Onyango Oloo: Brutal Crackdown on Peaceful Muslims - The Star

I am writing this piece at around a quarter to five in the afternoon on Friday, January 15, in downtown Nairobi.

About three hours ago I finished a meeting with my friend Zahid Raj an, editor of the Awaaz magazine, at the Steers Cafe opposite the historic Jeevanjee Gardens. As I strolled away towards the Jamia Mall, I heard a burst of gunfire, and saw wisps of smoke.

As a veteran of street demonstrations it was obvious I was witnessing the familiar government response to peaceful protest action — teargas, live bullets and other brutal acts by the riot police.

Looking down the street I could see a clutch of mostly young men clad in Kanzus and Muslim caps with their tasbih prayer beads running helter skelter.

And then I saw the phalanx of Kenyan cops marching resolutely up the same street releasing bursts of gunfire and exploding teargas not just on the demonstrators but on everybody — the shoppers streaming from the Tuskys supermarket; the terrified motorists; the tourists caught unawares as they were exiting curio stores.

I quickly detoured from Muindi Mbingu Street branching into Biashara Street before making my way down a narrow side lane onto the street below, making a left turn towards the Jamia Mall.

I met a very traumatized twenty-something Somali lady screaming that the cops were firing live bullets. Everyone around me looked very scared, even as shouts of "Allah Akbar!" and "Takbir!" rang from down Muindi Mbingu with the rising angry voices of the young Muslim demonstrators.

On the ground floor, security guards were busy shuttering the entrances of shops in the mall.

Volleys came from all directions — from Kimathi Street near Ranalo's and the Nation Centre; from Muindi Mbingu and even seemingly from as far as Chester House and the Florida Mad House on Koinange Street.

Soon another phalanx of riot cops was marching down Muindi Mbingu Street.

Feeling uncomfortably boxed in, I walked out in the direction of Biashara Street. As I was walking, I heard further bursts of gunfire with people screaming, "They are firing live bullets! Be careful!"
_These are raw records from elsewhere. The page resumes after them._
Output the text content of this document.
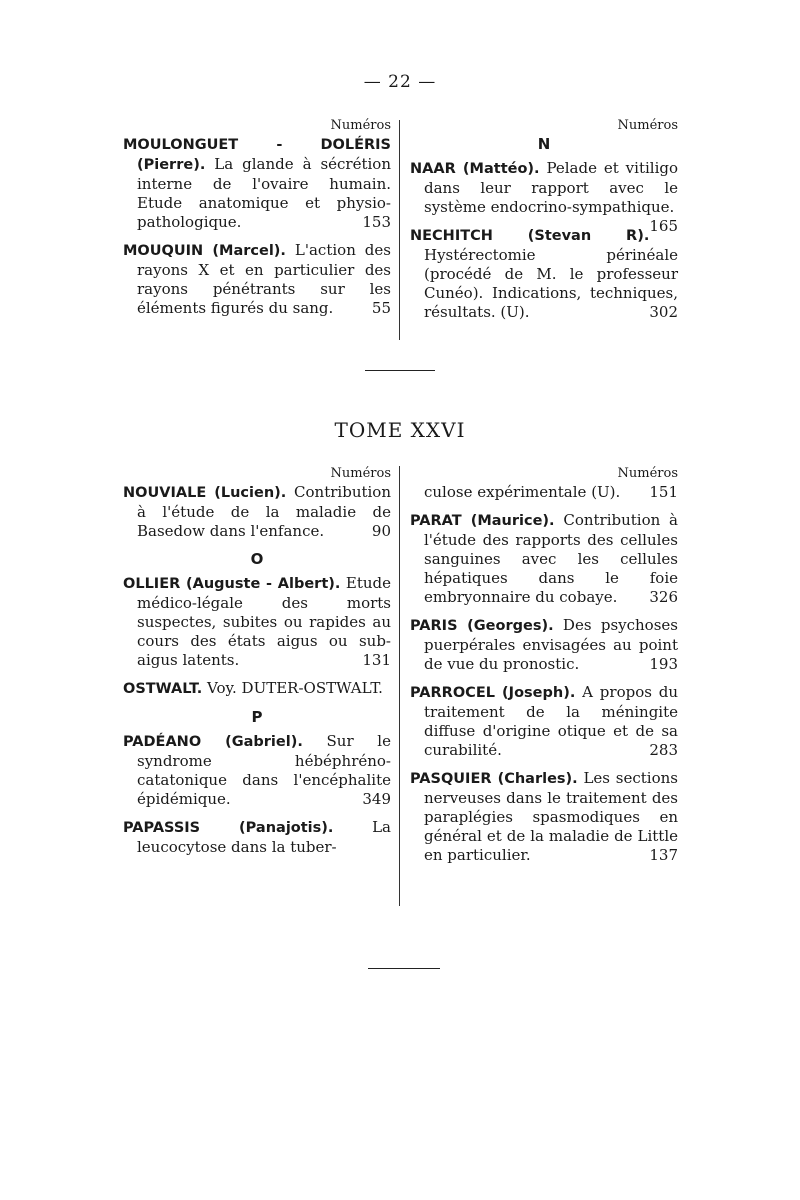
— 22 —
Numéros

MOULONGUET - DOLÉRIS (Pierre). La glande à sécrétion interne de l'ovaire humain. Etude anatomique et physio-pathologique.	153

MOUQUIN (Marcel). L'action des rayons X et en particulier des rayons pénétrants sur les éléments figurés du sang.	55

Numéros
N

NAAR (Mattéo). Pelade et vitiligo dans leur rapport avec le système endocrino-sympathique.
165

NECHITCH (Stevan R). Hystérectomie périnéale (procédé de M. le professeur Cunéo). Indications, techniques, résultats. (U).	302

TOME XXVI
Numéros

NOUVIALE (Lucien). Contribution à l'étude de la maladie de Basedow dans l'enfance.	90

O

OLLIER (Auguste - Albert). Etude médico-légale des morts suspectes, subites ou rapides au cours des états aigus ou sub-aigus latents.	131

OSTWALT. Voy. DUTER-OSTWALT.

P

PADÉANO (Gabriel). Sur le syndrome hébéphréno-catatonique dans l'encéphalite épidémique.	349

PAPASSIS (Panajotis).	La leucocytose dans la tuber-

Numéros

culose expérimentale (U).	151

PARAT (Maurice). Contribution à l'étude des rapports des cellules sanguines avec les cellules hépatiques dans le foie embryonnaire du cobaye. 326

PARIS (Georges). Des psychoses puerpérales envisagées au point de vue du pronostic.	193

PARROCEL (Joseph). A propos du traitement de la méningite diffuse d'origine otique et de sa curabilité.	283

PASQUIER (Charles). Les sections nerveuses dans le traitement des paraplégies spasmodiques en général et de la maladie de Little en particulier.	137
At the intersection of Koinange Street and Kenytta Avenue, a truck load of riot police halted near the Emperor Plaza where I was standing a few seconds earlier.

Civilians panicked and started running in all directions with a grey haired middle aged man almost being knocked over by an equally rattled City Hoppa driver in the ensuing melee.
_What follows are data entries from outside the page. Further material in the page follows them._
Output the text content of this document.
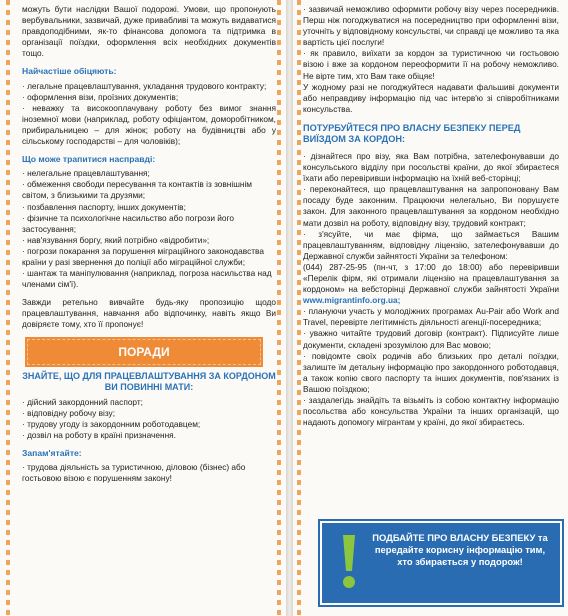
можуть бути наслідки Вашої подорожі. Умови, що пропонують вербувальники, зазвичай, дуже привабливі та можуть видаватися правдоподібними, як-то фінансова допомога та підтримка в організації поїздки, оформлення всіх необхідних документів тощо.

Найчастіше обіцяють:
· легальне працевлаштування, укладання трудового контракту;
· оформлення візи, проїзних документів;
· неважку та високооплачувану роботу без вимог знання іноземної мови (наприклад, роботу офіціантом, доморобітником, прибиральницею – для жінок; роботу на будівництві або у сільському господарстві – для чоловіків);
Що може трапитися насправді:
· нелегальне працевлаштування;
· обмеження свободи пересування та контактів із зовнішнім світом, з близькими та друзями;
· позбавлення паспорту, інших документів;
· фізичне та психологічне насильство або погрози його застосування;
· нав'язування боргу, який потрібно «відробити»;
· погрози покарання за порушення міграційного законодавства країни у разі звернення до поліції або міграційної служби;
· шантаж та маніпулювання (наприклад, погроза насильства над членами сім'ї).

Завжди ретельно вивчайте будь-яку пропозицію щодо працевлаштування, навчання або відпочинку, навіть якщо Ви довіряєте тому, хто її пропонує!

ПОРАДИ
ЗНАЙТЕ, ЩО ДЛЯ ПРАЦЕВЛАШТУВАННЯ ЗА КОРДОНОМ ВИ ПОВИННІ МАТИ:
· дійсний закордонний паспорт;
· відповідну робочу візу;
· трудову угоду із закордонним роботодавцем;
· дозвіл на роботу в країні призначення.
Запам'ятайте:

· трудова діяльність за туристичною, діловою (бізнес) або гостьовою візою є порушенням закону!

· зазвичай неможливо оформити робочу візу через посередників. Перш ніж погоджуватися на посередництво при оформленні візи, уточніть у відповідному консульстві, чи справді це можливо та яка вартість цієї послуги!

· як правило, виїхати за кордон за туристичною чи гостьовою візою і вже за кордоном переоформити її на робочу неможливо. Не вірте тим, хто Вам таке обіцяє!

У жодному разі не погоджуйтеся надавати фальшиві документи або неправдиву інформацію під час інтерв'ю зі співробітниками консульства.

ПОТУРБУЙТЕСЯ ПРО ВЛАСНУ БЕЗПЕКУ ПЕРЕД ВИЇЗДОМ ЗА КОРДОН:
· дізнайтеся про візу, яка Вам потрібна, зателефонувавши до консульського відділу при посольстві країни, до якої збираєтеся їхати або перевіривши інформацію на їхній веб-сторінці;
· переконайтеся, що працевлаштування на запропоновану Вам посаду буде законним. Працюючи нелегально, Ви порушуєте закон. Для законного працевлаштування за кордоном необхідно мати дозвіл на роботу, відповідну візу, трудовий контракт;
· з'ясуйте, чи має фірма, що займається Вашим працевлаштуванням, відповідну ліцензію, зателефонувавши до Державної служби зайнятості України за телефоном:
(044) 287-25-95 (пн-чт, з 17:00 до 18:00) або перевіривши «Перелік фірм, які отримали ліцензію на працевлаштування за кордоном» на вебсторінці Державної служби зайнятості України www.migrantinfo.org.ua;
· плануючи участь у молодіжних програмах Au-Pair або Work and Travel, перевірте легітимність діяльності агенції-посередника;
· уважно читайте трудовий договір (контракт). Підписуйте лише документи, складені зрозумілою для Вас мовою;
· повідомте своїх родичів або близьких про деталі поїздки, залиште їм детальну інформацію про закордонного роботодавця, а також копію свого паспорту та інших документів, пов'язаних із Вашою поїздкою;
· заздалегідь знайдіть та візьміть із собою контактну інформацію посольства або консульства України та інших організацій, що надають допомогу мігрантам у країні, до якої збираєтесь.
ПОДБАЙТЕ ПРО ВЛАСНУ БЕЗПЕКУ та передайте корисну інформацію тим, хто збирається у подорож!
Outside Salama House near the Nairobi Java House, I stopped a young Muslim man and asked him fervently for an update.

Without stopping he said breathlessly that the police had already shot dead one man and there were four other civilians with serious injuries.

What was all this about? A demonstration erupted outside the Jamia Mosque after the midday prayers, an action called for by the Muslim for Human Rights Forum to protest the continued incarceration of the Jamaican cleric, Sheikh Abdullah al-Faisal.
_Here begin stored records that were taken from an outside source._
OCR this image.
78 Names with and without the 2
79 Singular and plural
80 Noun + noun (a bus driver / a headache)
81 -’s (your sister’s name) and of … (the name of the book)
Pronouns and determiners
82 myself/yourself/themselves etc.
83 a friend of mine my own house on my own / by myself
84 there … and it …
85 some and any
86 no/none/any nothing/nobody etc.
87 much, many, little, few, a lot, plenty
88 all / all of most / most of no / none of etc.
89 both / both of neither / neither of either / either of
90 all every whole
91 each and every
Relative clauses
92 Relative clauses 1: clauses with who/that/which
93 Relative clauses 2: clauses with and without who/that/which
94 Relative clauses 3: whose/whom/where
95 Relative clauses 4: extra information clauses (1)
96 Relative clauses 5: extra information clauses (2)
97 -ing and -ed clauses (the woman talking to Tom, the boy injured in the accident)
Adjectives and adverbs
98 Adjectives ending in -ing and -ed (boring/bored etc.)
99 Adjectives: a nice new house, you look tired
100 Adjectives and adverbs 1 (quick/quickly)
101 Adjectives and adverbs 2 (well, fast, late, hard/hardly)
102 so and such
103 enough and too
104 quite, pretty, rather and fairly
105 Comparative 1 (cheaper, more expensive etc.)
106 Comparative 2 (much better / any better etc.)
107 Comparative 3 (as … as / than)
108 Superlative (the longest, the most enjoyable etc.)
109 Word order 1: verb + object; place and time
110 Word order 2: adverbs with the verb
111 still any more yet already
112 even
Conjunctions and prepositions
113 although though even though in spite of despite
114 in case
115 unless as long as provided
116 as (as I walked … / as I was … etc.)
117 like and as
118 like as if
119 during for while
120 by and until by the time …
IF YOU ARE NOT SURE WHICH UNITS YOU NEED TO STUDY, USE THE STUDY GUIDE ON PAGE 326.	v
Friends and allies filed a case in court challenging his detention without trial. A few days ago, Justice Jeanne Gacheche stopped his deportation pending an appearance in her court.

A few days earlier, Immigration Minister Otieno Kajwang admitted that the preacher had not, broken any Kenyan laws and had entered the country legally. During his short stay in Kenya, Sheikh al Faisal did not give any incendiary speeches or incite anyone to commit any terrorist acts.

Instead it became apparent that the pressures to deport the controversial cleric were orders emanating from external Western sources. Without holding brief for Sheikh al-Faisal for his abominable comments targeting other ethnic and racial groups, it should be pointed out that Kenya is a safe haven for Italian mafioso gangsters, convicted European paedophiles, apartheid era South African arms dealers, and fugitives from justice of the Rwanda genocide.

The brutal attack on peaceful demonstrators exercising their constitutionally sanctioned democratic rights of freedom of assembly is yet another sad paragraph in the ongoing blood stained chapter of state terrorism against the Kenyan citizenry.

By invading the Jamia Mosque, the Kenyan authorities have committed sacrilege. One wonders at the thunderous silence of Kenya's leading human rights organisations in this matter.

The fact that some ordinary Kenyans, whipped up by anti-Muslim frenzied propaganda, actually joined the police in stoning their fellow Kenyans is a sad commentary about the role of far-right Christian evangelical bigotry in driving a wedge among Kenyans who have existed for a very long time in ecumenical multi-faith harmony.

The Kenyan state should not be surprised if their unprovoked assault pushes younger Muslims towards more militant positions.

Is that what we want in Kenya in 2010?

The author is a Kenyan political commentator who served five years at Kamiti Prison and two decades in exile in the Moi Era.